Karver’s Clausin agreed: “It always comes down to the same thing—quantity. As soon as boat manufacturers like Beneteau start using lashing attachments, prices will decrease. I think we’re still at the beginning of this new age.”


Courtesy of Ropeye

Ropeye is another interesting player. Their main product line includes various versions of a through-deck fitting with a Dyneema loop, a low friction ring and a deck fitting that is easy to install and distributes loads evenly.

Founder Jaanus Tamme explained the idea. “When you use textile fittings, you need to protect the loop or lashing from chafing. Specifically designed attachment points like ours provide this, along with easy installation and overall weight savings.
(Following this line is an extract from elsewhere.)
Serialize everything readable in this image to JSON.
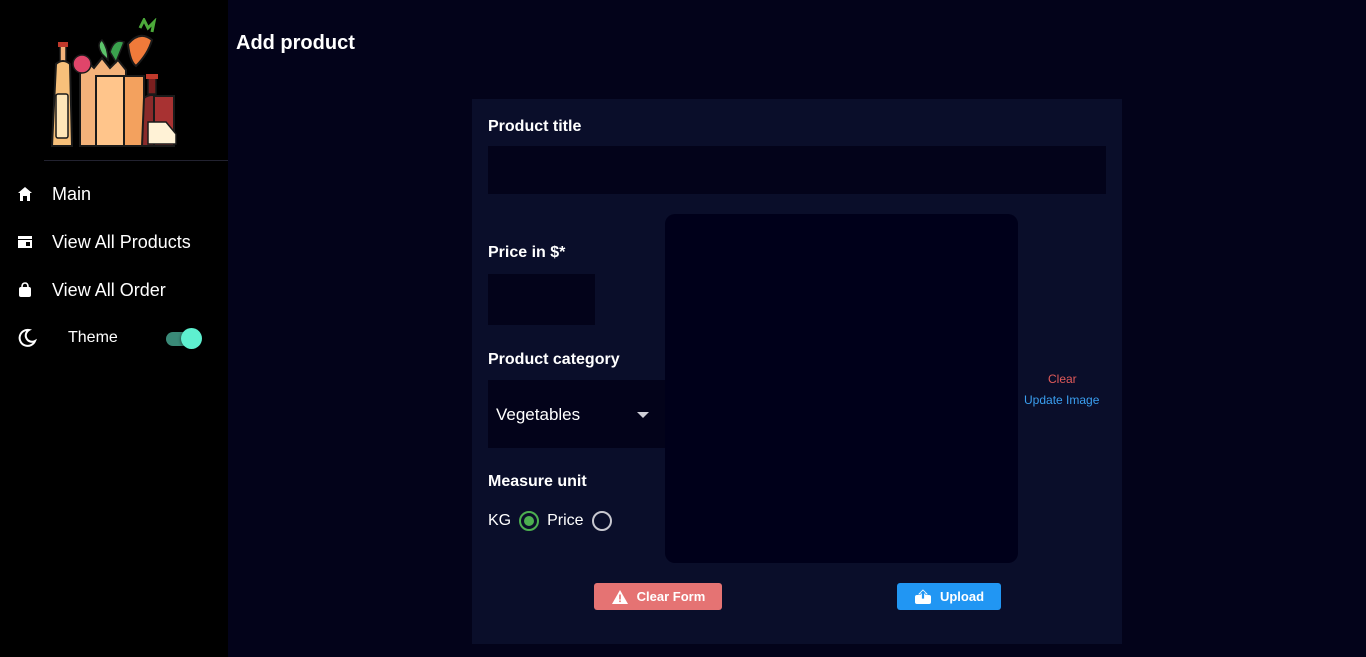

We believe equipment like this will be more or less mainstream in the future.” The fittings feature low-friction composite materials with rounded curves and no sharp edges.

Sailboat manufacturers are slowly coming to appreciate the benefits of low weight in general. Lightweight vessels not only perform better, they also generate less load, require less material and cost less. Building lighter craft is a new way of thinking in the industry, and the movement from stainless steel fittings to fiber and textile can be seen as a part of that development.

About the Author

Øyvind Bordal is a Norwegian writer and sailor, based in Denmark and Caribbean.